Professional Summary

Dedicated firefighter with experience protecting lives, property and the community from various emergencies. Proven track record of responding efficiently to fire incidents, performing rescues and providing emergency medical services. Adept at coordinating with team members and implementing effective fire prevention strategies. Committed to continuous training and development to ensure optimal preparedness for any emergency.

Work History

January 2022 – Current
Orange County Government – Orlando, FL
Fire Lieutenant

  • Oversee daily operations of a firefighting crew of 10, ensuring proper equipment maintenance and readiness for emergency responses.
  • Implement a new training program that resulted in a 20% improvement in team members’ response times during simulated drills.
  • Acted as incident commander for a major wildfire, successfully coordinating efforts with multiple agencies and containing the fire within record time.

September 2017 – December 2021
Orange County Government – Orlando, FL

  • Successfully responded to over 200 emergency calls, demonstrating quick thinking and effective decision-making in high-pressure situations.
  • Conducted regular fire safety inspections and implemented preventive measures, resulting in a 15% decrease in fire incidents within the district.
  • Collaborated with local schools to conduct fire safety education programs, reaching over 500 students annually.

June 2015 – August 2017
American Ambulance – Orlando, FL
Emergency Medical Technician (EMT)

  • Responded to medical emergencies and provided pre-hospital care, managing critical situations with a 90% success rate in stabilizing patients before transport.
  • Maintained and updated medical equipment, ensuring compliance with safety standards and protocols.
  • Collaborated with local health care providers to enhance community health initiatives, conducting CPR and first aid training for community members.


  • Fire suppression
  • Emergency medical services
  • Incident Command System (ICS)
  • Hazardous materials handling
  • Search and rescue
  • Fire prevention and inspection
  • Teamwork and collaboration
  • Problem-solving


University of Florida Gainesville, Florida
Bachelor of Science Fire & Emergency Services


  • National Fire Academy (NFA) Certification – (Updated 2023)
  • International Fire Service Accreditation Congress (IFSAC) Certification – (Updated 2023)
  • Emergency Medical Technician (EMT) Certification – (2022)

5 essentials of a top resume for a firefighter

  1. Contact details

    Add your contact information to the top of your resume so hiring managers can contact you. As our firefighter resume example shows, your contact information must include your full name, city, state, ZIP code, phone number and professional email address. If you have a LinkedIn profile and a professional website, add them last.

  2. Professional summary

    A professional summary is a concise, three-to-five-sentence statement that tells the hiring manager who you are and what you offer. A good firefighter resume summary includes job-relevant skills and it should touch on how long you’ve been in the industry. If you are just starting in your career, it’s better to write a firefighter resume objective instead. 

    Here’s an example of a strong firefighter resume summary:

    Dedicated and experienced firefighter with over five years of experience responding to emergencies and protecting communities. Proven track record of effectively managing and extinguishing fires, providing medical assistance and conducting rescue operations. Skilled in operating firefighting equipment and maintaining a calm and organized approach in high-pressure situations. Possess strong physical endurance and the ability to work well in a team. Committed to continuously improving skills and staying updated on the latest firefighting techniques. Seeking a challenging role as a firefighter to utilize my skills and experience in serving and protecting the community.

  3. Skills

    Create a skills section for your firefighter resume so hiring managers can see if your skill set matches their needs. A firefighter resume template will have a separate section for your job-relevant skills in a bulleted list. As our sample firefighter resume shows, skills for a firefighter resume include a mix of hard and soft skills such as navigation and time management.

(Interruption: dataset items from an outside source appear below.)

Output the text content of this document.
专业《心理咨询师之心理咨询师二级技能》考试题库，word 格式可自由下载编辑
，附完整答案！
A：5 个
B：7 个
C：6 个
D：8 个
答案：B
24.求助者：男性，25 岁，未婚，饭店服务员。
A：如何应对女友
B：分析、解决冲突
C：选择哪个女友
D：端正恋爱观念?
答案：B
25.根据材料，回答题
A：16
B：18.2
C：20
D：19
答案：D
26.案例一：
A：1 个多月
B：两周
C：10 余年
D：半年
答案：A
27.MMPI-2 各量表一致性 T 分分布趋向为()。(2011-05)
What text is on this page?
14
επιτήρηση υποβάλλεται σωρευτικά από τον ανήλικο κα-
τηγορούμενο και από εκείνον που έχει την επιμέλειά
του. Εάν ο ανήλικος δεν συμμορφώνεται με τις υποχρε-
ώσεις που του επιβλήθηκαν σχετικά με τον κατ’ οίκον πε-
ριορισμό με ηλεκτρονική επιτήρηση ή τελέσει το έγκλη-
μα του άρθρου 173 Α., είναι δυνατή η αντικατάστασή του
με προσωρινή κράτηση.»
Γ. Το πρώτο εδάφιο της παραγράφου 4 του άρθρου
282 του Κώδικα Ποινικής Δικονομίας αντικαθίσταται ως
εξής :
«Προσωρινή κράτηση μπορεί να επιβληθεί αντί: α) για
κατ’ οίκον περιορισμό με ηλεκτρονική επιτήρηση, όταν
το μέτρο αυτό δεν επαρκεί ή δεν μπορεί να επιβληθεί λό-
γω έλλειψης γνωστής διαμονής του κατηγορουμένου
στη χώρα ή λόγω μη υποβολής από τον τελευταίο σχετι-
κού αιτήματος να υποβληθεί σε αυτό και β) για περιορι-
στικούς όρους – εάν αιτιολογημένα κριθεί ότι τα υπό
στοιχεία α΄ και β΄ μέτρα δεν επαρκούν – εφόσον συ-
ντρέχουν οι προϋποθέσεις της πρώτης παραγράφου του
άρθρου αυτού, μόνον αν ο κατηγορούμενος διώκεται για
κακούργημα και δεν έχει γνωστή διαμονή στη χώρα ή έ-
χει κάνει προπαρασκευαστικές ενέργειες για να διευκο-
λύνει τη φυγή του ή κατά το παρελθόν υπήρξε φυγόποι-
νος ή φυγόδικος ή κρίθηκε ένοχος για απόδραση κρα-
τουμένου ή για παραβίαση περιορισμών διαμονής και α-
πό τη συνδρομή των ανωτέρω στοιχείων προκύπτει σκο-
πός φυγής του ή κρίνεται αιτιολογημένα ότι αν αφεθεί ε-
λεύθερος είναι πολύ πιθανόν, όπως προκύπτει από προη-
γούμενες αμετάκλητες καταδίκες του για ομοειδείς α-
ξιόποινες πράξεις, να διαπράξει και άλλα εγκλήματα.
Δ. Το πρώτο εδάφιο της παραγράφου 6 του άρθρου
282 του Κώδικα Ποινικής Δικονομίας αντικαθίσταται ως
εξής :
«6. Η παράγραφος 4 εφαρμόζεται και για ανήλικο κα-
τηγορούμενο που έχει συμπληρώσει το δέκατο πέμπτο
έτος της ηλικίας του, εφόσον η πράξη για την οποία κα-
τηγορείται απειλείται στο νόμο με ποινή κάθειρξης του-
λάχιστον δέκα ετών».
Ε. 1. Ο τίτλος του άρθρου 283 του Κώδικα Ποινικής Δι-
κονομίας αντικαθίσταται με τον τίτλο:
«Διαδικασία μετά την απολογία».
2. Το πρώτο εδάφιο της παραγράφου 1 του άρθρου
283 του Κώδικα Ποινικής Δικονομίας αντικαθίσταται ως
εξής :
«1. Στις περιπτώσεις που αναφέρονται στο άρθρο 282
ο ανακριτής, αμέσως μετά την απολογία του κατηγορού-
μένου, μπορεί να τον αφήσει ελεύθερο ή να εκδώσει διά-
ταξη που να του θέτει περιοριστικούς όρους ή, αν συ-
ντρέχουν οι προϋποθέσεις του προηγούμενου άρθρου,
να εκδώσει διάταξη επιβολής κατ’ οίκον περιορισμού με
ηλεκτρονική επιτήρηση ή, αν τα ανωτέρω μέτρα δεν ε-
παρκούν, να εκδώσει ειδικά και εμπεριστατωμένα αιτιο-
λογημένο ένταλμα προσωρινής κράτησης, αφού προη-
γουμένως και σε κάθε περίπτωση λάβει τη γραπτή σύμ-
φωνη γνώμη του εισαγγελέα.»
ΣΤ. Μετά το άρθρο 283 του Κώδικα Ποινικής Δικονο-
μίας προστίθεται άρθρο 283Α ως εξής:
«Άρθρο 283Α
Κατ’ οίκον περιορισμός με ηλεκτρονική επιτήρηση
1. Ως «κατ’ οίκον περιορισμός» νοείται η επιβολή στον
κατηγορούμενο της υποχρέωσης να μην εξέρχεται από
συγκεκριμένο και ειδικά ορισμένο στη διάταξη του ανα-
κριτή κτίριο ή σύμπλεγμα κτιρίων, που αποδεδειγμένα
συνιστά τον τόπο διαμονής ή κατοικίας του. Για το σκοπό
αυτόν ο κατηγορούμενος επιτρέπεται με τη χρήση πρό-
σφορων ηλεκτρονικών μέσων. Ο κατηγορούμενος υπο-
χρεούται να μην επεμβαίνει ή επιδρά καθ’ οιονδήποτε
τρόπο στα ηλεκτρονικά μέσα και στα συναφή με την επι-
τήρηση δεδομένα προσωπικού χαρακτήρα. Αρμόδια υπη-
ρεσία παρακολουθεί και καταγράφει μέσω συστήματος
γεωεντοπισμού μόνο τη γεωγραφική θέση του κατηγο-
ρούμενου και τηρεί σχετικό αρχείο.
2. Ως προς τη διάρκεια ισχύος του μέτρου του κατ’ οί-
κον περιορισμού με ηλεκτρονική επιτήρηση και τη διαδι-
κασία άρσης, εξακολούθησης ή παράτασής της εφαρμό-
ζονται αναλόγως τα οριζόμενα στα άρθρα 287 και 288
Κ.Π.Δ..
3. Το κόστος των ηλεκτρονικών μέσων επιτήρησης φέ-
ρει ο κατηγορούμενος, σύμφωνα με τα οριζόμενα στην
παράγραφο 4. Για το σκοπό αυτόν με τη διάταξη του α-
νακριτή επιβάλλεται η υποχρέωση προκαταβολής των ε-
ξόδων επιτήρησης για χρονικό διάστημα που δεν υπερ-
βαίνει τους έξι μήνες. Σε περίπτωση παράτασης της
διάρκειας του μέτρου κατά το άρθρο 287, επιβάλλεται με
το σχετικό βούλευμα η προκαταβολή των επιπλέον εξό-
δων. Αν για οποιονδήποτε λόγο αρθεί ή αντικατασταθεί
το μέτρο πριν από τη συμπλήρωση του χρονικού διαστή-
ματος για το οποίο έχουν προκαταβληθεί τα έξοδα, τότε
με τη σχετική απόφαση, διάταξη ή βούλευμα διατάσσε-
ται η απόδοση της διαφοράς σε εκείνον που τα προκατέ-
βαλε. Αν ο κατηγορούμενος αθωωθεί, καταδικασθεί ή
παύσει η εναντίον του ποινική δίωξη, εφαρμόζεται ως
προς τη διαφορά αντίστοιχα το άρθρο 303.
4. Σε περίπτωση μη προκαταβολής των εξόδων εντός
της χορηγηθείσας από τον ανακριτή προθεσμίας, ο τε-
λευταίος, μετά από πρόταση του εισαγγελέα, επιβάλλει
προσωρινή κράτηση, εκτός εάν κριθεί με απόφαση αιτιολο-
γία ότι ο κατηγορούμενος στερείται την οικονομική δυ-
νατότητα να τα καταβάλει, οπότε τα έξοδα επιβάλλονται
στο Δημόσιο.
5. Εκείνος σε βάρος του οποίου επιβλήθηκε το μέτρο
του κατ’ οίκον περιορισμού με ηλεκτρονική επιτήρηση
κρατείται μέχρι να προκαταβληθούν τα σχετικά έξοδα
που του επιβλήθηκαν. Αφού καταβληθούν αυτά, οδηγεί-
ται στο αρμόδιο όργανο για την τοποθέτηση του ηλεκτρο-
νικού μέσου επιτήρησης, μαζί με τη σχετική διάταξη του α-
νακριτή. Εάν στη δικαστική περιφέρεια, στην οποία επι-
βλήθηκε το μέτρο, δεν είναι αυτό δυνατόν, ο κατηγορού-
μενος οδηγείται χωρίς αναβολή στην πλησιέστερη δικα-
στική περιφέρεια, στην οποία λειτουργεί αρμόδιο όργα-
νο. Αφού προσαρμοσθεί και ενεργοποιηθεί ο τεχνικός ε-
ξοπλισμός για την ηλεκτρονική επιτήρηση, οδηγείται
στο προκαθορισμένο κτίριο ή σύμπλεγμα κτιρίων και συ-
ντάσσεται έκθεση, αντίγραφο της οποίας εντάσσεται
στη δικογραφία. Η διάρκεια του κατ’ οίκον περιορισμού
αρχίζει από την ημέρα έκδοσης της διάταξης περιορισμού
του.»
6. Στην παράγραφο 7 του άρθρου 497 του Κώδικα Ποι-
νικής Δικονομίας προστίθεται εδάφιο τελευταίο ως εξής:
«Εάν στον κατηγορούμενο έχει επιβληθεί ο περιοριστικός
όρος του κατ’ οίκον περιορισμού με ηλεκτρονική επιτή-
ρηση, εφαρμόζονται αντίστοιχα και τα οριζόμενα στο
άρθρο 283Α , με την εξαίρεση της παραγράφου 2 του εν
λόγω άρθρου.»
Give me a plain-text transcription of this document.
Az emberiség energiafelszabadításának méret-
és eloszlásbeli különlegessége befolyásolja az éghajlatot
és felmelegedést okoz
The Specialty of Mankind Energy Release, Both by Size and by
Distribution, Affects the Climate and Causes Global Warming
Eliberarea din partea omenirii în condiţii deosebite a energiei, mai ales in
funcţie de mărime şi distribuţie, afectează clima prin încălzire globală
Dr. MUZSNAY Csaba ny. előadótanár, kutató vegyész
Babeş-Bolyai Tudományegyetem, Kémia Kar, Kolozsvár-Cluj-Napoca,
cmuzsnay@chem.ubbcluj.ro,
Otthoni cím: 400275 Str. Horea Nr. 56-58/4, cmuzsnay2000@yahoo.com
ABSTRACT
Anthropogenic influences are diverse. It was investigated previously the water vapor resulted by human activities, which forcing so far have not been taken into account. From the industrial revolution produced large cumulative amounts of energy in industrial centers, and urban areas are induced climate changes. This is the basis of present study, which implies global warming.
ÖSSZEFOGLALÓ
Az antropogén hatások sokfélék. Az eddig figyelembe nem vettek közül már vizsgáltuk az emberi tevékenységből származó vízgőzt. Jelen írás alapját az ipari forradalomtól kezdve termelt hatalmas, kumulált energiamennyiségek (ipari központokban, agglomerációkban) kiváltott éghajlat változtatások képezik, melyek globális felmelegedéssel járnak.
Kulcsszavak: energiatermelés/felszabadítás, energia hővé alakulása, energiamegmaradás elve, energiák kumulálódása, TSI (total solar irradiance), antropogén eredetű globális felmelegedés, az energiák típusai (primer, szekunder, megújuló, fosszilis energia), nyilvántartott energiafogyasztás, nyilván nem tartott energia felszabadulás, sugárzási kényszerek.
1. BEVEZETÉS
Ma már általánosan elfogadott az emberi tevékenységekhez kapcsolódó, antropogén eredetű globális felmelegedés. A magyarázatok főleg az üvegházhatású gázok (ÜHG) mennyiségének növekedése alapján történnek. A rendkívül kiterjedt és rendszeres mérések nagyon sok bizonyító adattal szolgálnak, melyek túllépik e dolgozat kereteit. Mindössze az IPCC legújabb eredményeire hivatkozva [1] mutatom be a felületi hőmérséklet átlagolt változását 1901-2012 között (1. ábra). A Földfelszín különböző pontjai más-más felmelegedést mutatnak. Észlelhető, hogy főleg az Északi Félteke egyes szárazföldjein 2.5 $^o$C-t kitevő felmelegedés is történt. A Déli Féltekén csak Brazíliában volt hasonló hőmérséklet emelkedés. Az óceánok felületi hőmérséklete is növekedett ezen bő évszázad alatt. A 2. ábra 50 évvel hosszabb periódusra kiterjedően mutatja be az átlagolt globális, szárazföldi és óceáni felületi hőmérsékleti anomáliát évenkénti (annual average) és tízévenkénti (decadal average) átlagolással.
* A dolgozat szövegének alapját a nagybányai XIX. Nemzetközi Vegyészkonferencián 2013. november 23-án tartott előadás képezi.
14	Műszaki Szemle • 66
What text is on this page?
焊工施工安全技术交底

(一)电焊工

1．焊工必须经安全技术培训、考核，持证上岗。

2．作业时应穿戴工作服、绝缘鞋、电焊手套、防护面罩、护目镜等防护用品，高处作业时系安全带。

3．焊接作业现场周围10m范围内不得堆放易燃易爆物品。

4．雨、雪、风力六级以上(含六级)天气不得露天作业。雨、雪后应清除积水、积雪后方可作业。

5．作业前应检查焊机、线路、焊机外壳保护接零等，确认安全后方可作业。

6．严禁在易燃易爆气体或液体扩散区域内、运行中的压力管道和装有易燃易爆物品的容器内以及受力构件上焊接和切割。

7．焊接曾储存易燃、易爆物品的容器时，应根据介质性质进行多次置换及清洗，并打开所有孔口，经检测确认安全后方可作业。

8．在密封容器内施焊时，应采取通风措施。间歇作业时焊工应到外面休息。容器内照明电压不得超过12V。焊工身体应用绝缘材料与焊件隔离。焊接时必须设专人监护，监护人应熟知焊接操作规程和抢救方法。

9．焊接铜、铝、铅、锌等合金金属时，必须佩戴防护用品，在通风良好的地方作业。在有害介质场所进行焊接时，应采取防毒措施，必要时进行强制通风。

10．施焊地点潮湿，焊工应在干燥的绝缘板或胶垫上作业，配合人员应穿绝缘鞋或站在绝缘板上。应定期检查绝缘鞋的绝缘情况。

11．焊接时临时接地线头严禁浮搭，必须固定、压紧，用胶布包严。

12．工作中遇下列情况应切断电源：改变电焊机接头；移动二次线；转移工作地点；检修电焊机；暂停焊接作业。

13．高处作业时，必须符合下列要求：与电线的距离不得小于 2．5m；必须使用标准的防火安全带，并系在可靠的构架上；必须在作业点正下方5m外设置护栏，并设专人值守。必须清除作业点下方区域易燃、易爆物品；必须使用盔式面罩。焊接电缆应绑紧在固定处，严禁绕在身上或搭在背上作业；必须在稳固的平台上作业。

    Firefighters also assist in medical emergencies, including administering first aid until paramedics arrive. Their work requires physical and mental strength, as well as teamwork and communication skills. Firefighters are dedicated and selfless individuals who risk their lives daily to protect and serve their communities.

  4. Work history

    As our firefighter resume sample shows, your resume must include a work history section, even if this is your first professional job. In reverse-chronological order, display your current and previous employers and provide company names, locations and the dates you worked for them. Include three bullet points of measurable achievements for every job you list.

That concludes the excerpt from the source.